In my dream I had wings like an angel. I was a warrior princess from another planet. I was a powerful mage, and I was the one person on the planet who could save my entire people from certain destruction—seriously, you’re allowed to laugh at this; my subconscious is a fun place on occasion. In this dream I was challenged to the breaking point. This one dream took place over months and months, I lived another life in one night of sleep. In this dream, people I’d known for my entire life (my dream life) were murdered, and I avenged them. I saved my people, the bad guys hunted me down, wounding me and nearly destroying me and everything I love. But at the very end, when all was truly lost, and I was going to perish—paving the way for evil to descend upon everything I knew and loved—I found the strength to defeat the enemy at any cost. I won.

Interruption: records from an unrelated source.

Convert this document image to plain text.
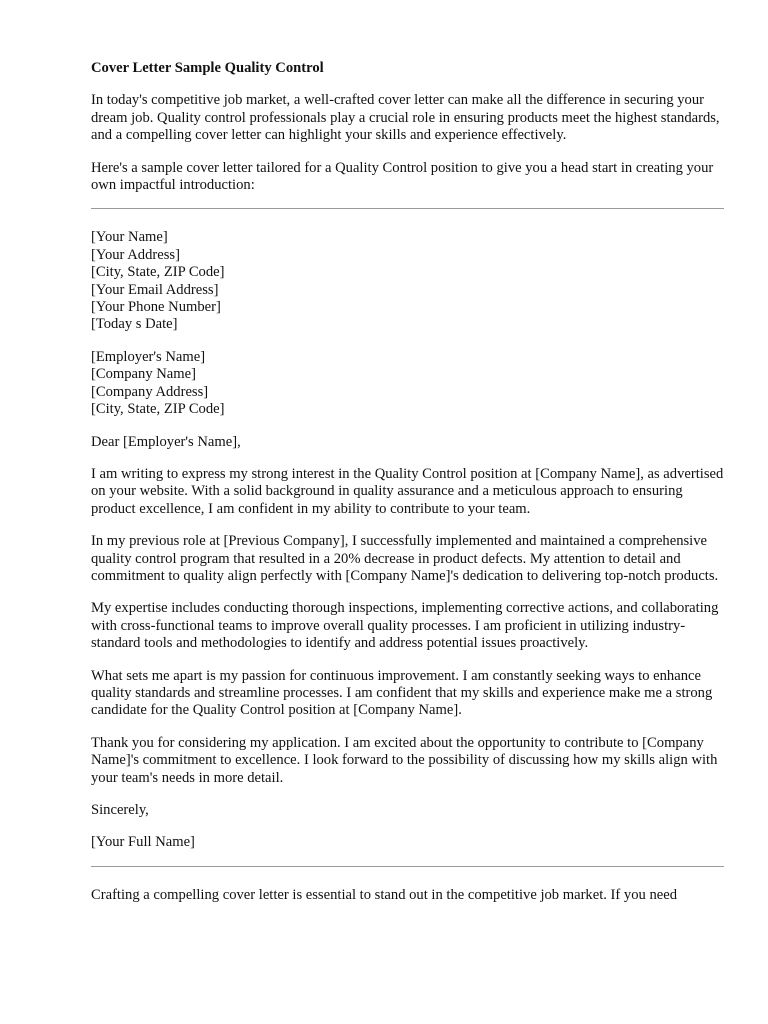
Cover Letter Sample Quality Control

In today's competitive job market, a well-crafted cover letter can make all the difference in securing your dream job. Quality control professionals play a crucial role in ensuring products meet the highest standards, and a compelling cover letter can highlight your skills and experience effectively.

Here's a sample cover letter tailored for a Quality Control position to give you a head start in creating your own impactful introduction:

[Your Name]
[Your Address]
[City, State, ZIP Code]
[Your Email Address]
[Your Phone Number]
[Today s Date]
[Employer's Name]
[Company Name]
[Company Address]
[City, State, ZIP Code]

Dear [Employer's Name],

I am writing to express my strong interest in the Quality Control position at [Company Name], as advertised on your website. With a solid background in quality assurance and a meticulous approach to ensuring product excellence, I am confident in my ability to contribute to your team.

In my previous role at [Previous Company], I successfully implemented and maintained a comprehensive quality control program that resulted in a 20% decrease in product defects. My attention to detail and commitment to quality align perfectly with [Company Name]'s dedication to delivering top-notch products.

My expertise includes conducting thorough inspections, implementing corrective actions, and collaborating with cross-functional teams to improve overall quality processes. I am proficient in utilizing industry-standard tools and methodologies to identify and address potential issues proactively.

What sets me apart is my passion for continuous improvement. I am constantly seeking ways to enhance quality standards and streamline processes. I am confident that my skills and experience make me a strong candidate for the Quality Control position at [Company Name].

Thank you for considering my application. I am excited about the opportunity to contribute to [Company Name]'s commitment to excellence. I look forward to the possibility of discussing how my skills align with your team's needs in more detail.

Sincerely,

[Your Full Name]

Crafting a compelling cover letter is essential to stand out in the competitive job market. If you need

Pretty cheesy really, but the feeling of empowerment was so overwhelming I didn’t care how cheesy it was. That dream changed my life—well, maybe put it back on track—as I hadn’t even thought about writing in years. In fact, it had been a decade since I’d thought about writing stories. The next day was a field day (not like have fun day, but hike over rocks and map day), and during lunch, instead of eating, I wrote my dream down in my field note book. It was all I could think about all day long. It was all I could think about the next day. I was drunk on the feeling of empowerment. I had done something so impossible, so incredible that I was the new freaking ruler of the world, or so it felt.
At that time in my life I was a young graduate student, and life wasn’t exactly easy. Money was tight, my personal life was troubled, and I was so worried that I’d dragged my family out into a state they all hated to pursue a degree I was certain I was failing. I was convinced I wasn’t good enough. I knew in my heart of hearts that I wasn’t smart enough, and that I was undeserving of the support I was receiving from my family to pursue the crazy dream of academia. It was a really dark place for me, and I’d been there for months. Then I had that dream and suddenly the pressure to perform felt like no big deal. After all, I’d defeated an Elder God to save my people, what was teaching a lab or writing an academic paper? How could something so archaic as grades and money matter after such an accomplishment?

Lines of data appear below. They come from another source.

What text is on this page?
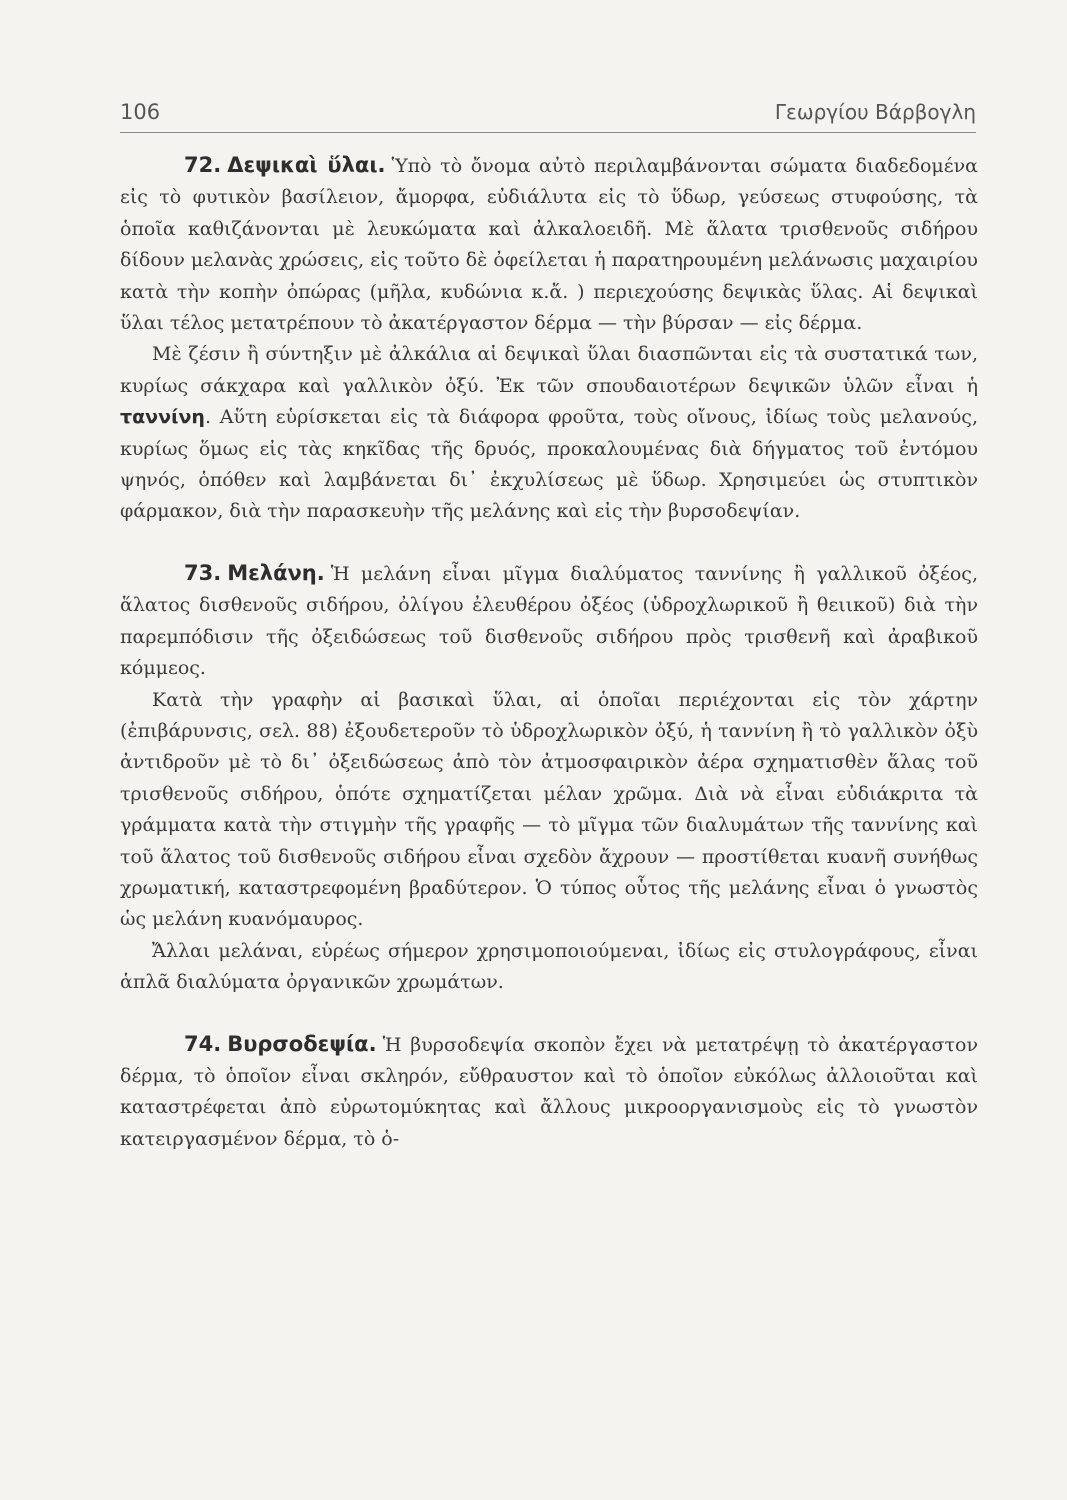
106	Γεωργίου Βάρβογλη

72. Δεψικαὶ ὕλαι. Ὑπὸ τὸ ὄνομα αὐτὸ περιλαμβάνονται σώματα διαδεδομένα εἰς τὸ φυτικὸν βασίλειον, ἄμορφα, εὐδιάλυτα εἰς τὸ ὕδωρ, γεύσεως στυφούσης, τὰ ὁποῖα καθιζάνονται μὲ λευκώματα καὶ ἀλκαλοειδῆ. Μὲ ἅλατα τρισθενοῦς σιδήρου δίδουν μελανὰς χρώσεις, εἰς τοῦτο δὲ ὀφείλεται ἡ παρατηρουμένη μελάνωσις μαχαιρίου κατὰ τὴν κοπὴν ὀπώρας (μῆλα, κυδώνια κ.ἄ. ) περιεχούσης δεψικὰς ὕλας. Αἱ δεψικαὶ ὕλαι τέλος μετατρέπουν τὸ ἀκατέργαστον δέρμα — τὴν βύρσαν — εἰς δέρμα.

Μὲ ζέσιν ἢ σύντηξιν μὲ ἀλκάλια αἱ δεψικαὶ ὕλαι διασπῶνται εἰς τὰ συστατικά των, κυρίως σάκχαρα καὶ γαλλικὸν ὀξύ. Ἐκ τῶν σπουδαιοτέρων δεψικῶν ὑλῶν εἶναι ἡ ταννίνη. Αὕτη εὑρίσκεται εἰς τὰ διάφορα φροῦτα, τοὺς οἴνους, ἰδίως τοὺς μελανούς, κυρίως ὅμως εἰς τὰς κηκῖδας τῆς δρυός, προκαλουμένας διὰ δήγματος τοῦ ἐντόμου ψηνός, ὁπόθεν καὶ λαμβάνεται δι᾽ ἐκχυλίσεως μὲ ὕδωρ. Χρησιμεύει ὡς στυπτικὸν φάρμακον, διὰ τὴν παρασκευὴν τῆς μελάνης καὶ εἰς τὴν βυρσοδεψίαν.

73. Μελάνη. Ἡ μελάνη εἶναι μῖγμα διαλύματος ταννίνης ἢ γαλλικοῦ ὀξέος, ἅλατος δισθενοῦς σιδήρου, ὀλίγου ἐλευθέρου ὀξέος (ὑδροχλωρικοῦ ἢ θειικοῦ) διὰ τὴν παρεμπόδισιν τῆς ὀξειδώσεως τοῦ δισθενοῦς σιδήρου πρὸς τρισθενῆ καὶ ἀραβικοῦ κόμμεος.

Κατὰ τὴν γραφὴν αἱ βασικαὶ ὕλαι, αἱ ὁποῖαι περιέχονται εἰς τὸν χάρτην (ἐπιβάρυνσις, σελ. 88) ἐξουδετεροῦν τὸ ὑδροχλωρικὸν ὀξύ, ἡ ταννίνη ἢ τὸ γαλλικὸν ὀξὺ ἀντιδροῦν μὲ τὸ δι᾽ ὀξειδώσεως ἀπὸ τὸν ἀτμοσφαιρικὸν ἀέρα σχηματισθὲν ἅλας τοῦ τρισθενοῦς σιδήρου, ὁπότε σχηματίζεται μέλαν χρῶμα. Διὰ νὰ εἶναι εὐδιάκριτα τὰ γράμματα κατὰ τὴν στιγμὴν τῆς γραφῆς — τὸ μῖγμα τῶν διαλυμάτων τῆς ταννίνης καὶ τοῦ ἅλατος τοῦ δισθενοῦς σιδήρου εἶναι σχεδὸν ἄχρουν — προστίθεται κυανῆ συνήθως χρωματική, καταστρεφομένη βραδύτερον. Ὁ τύπος οὗτος τῆς μελάνης εἶναι ὁ γνωστὸς ὡς μελάνη κυανόμαυρος.

Ἄλλαι μελάναι, εὑρέως σήμερον χρησιμοποιούμεναι, ἰδίως εἰς στυλογράφους, εἶναι ἁπλᾶ διαλύματα ὀργανικῶν χρωμάτων.

74. Βυρσοδεψία. Ἡ βυρσοδεψία σκοπὸν ἔχει νὰ μετατρέψῃ τὸ ἀκατέργαστον δέρμα, τὸ ὁποῖον εἶναι σκληρόν, εὔθραυστον καὶ τὸ ὁποῖον εὐκόλως ἀλλοιοῦται καὶ καταστρέφεται ἀπὸ εὐρωτομύκητας καὶ ἄλλους μικροοργανισμοὺς εἰς τὸ γνωστὸν κατειργασμένον δέρμα, τὸ ὁ-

I guess I should say, that no, I didn’t really think any of it was real, but my triumph, even though it was a dream, didn’t come easily. Even in my dream, I felt the pain. I struggled to stand on my own feet. I felt the fire burn me, the cold daggers pierce my flesh. It was so real to me, that even knowing it was a dream didn’t diminish the power of “I did that.”

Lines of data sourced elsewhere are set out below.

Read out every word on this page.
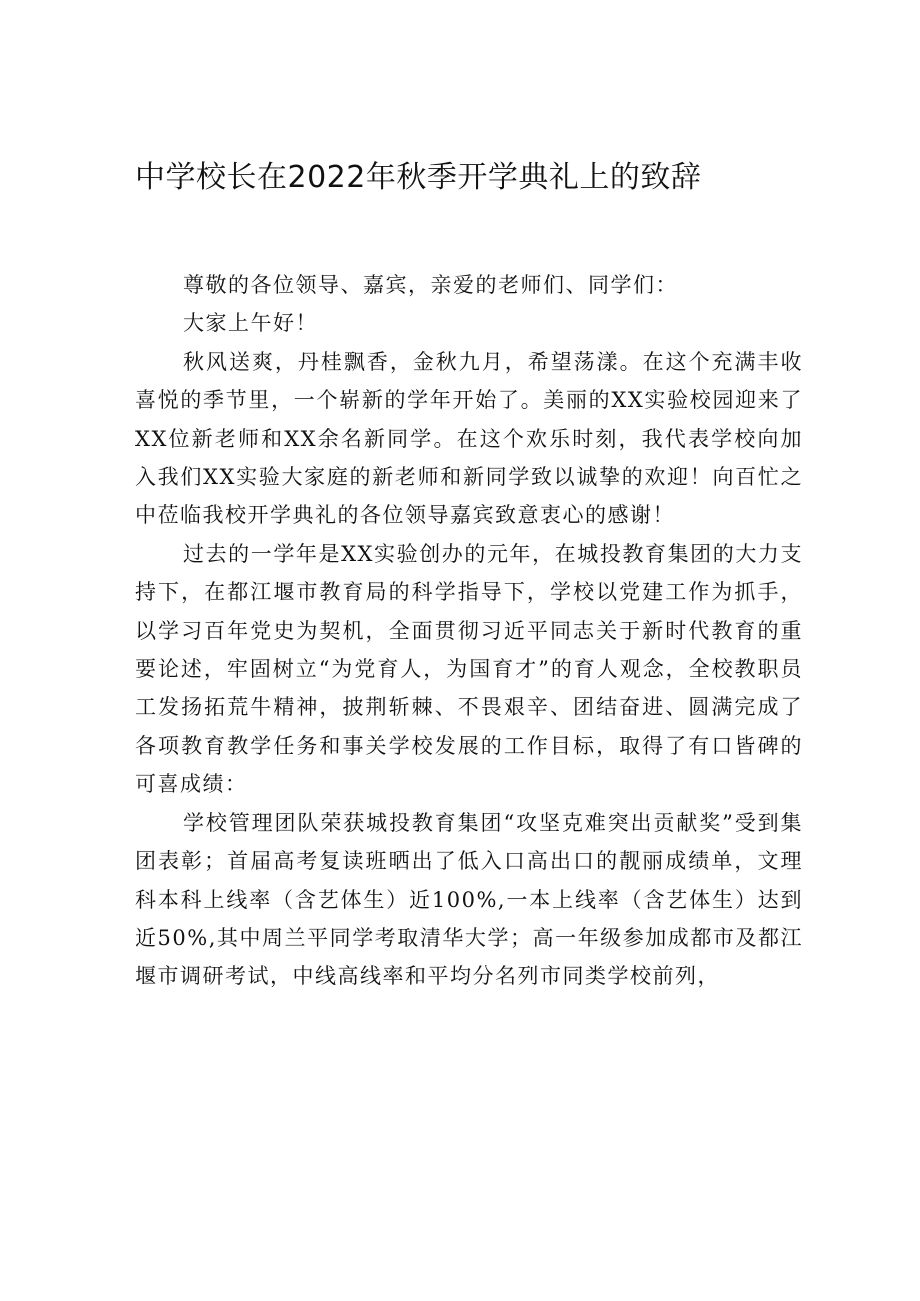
中学校长在2022年秋季开学典礼上的致辞

尊敬的各位领导、嘉宾，亲爱的老师们、同学们：

大家上午好！

秋风送爽，丹桂飘香，金秋九月，希望荡漾。在这个充满丰收喜悦的季节里，一个崭新的学年开始了。美丽的XX实验校园迎来了XX位新老师和XX余名新同学。在这个欢乐时刻，我代表学校向加入我们XX实验大家庭的新老师和新同学致以诚挚的欢迎！向百忙之中莅临我校开学典礼的各位领导嘉宾致意衷心的感谢！

过去的一学年是XX实验创办的元年，在城投教育集团的大力支持下，在都江堰市教育局的科学指导下，学校以党建工作为抓手，以学习百年党史为契机，全面贯彻习近平同志关于新时代教育的重要论述，牢固树立“为党育人，为国育才”的育人观念，全校教职员工发扬拓荒牛精神，披荆斩棘、不畏艰辛、团结奋进、圆满完成了各项教育教学任务和事关学校发展的工作目标，取得了有口皆碑的可喜成绩：

学校管理团队荣获城投教育集团“攻坚克难突出贡献奖”受到集团表彰；首届高考复读班晒出了低入口高出口的靓丽成绩单，文理科本科上线率（含艺体生）近100%,一本上线率（含艺体生）达到近50%,其中周兰平同学考取清华大学；高一年级参加成都市及都江堰市调研考试，中线高线率和平均分名列市同类学校前列，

My subconscious isn’t necessarily an easy place to get along. While I had this incredible dream where I overcame great odds and adversity, I’ve had plenty of dreams where I failed. You know those choose your own adventure books where there’s only one or two paths that actually get you a nice ending? My dreams are like that. I can’t tell you how many times I’ve failed in my dreams. I can’t count the number of times I’ve died in my dreams, so to have one where I actually pulled it out and won was particularly uncommon. I’ve failed more in my dreams than in the real world.
As soon as I could manage, I started writing that dream into a novel. As far as I can tell, that dream saved my career as a graduate student. That dream kept me going through a masters degree. I felt like I needed to write that story. I think at first I started writing that story to hold on to some of the feeling it gave me, but even early on in the writing of it, what I really wanted was to pass that feeling on to other people. My friends were struggling in their lives, and I wanted to show them where I drew my power to just keep smiling in the face of certain doom—you know doom like your car breaking down and you don’t have any money to buy groceries.
That particular novel is unlikely to ever see the light of day, but the idea behind it is the power. If I can give just one person in the world that feeling of empowerment—that confidence—then every unpublished word I write between now and then is worth it.
So there you have it: my publishing goal is to inspire someone with the feeling that no matter their path in life, they can do great and powerful things. It sounds so cheesy like that, but it all boils down to “The power is in you.”
And there you have my publishing goals in a nut shell. Now, having said that, I wouldn’t turn down a nice solid bestseller, or a lengthy full time career as a novelist, but that’s just not why I write. I would call those perks (fun to be sure, but I have other things I need to do).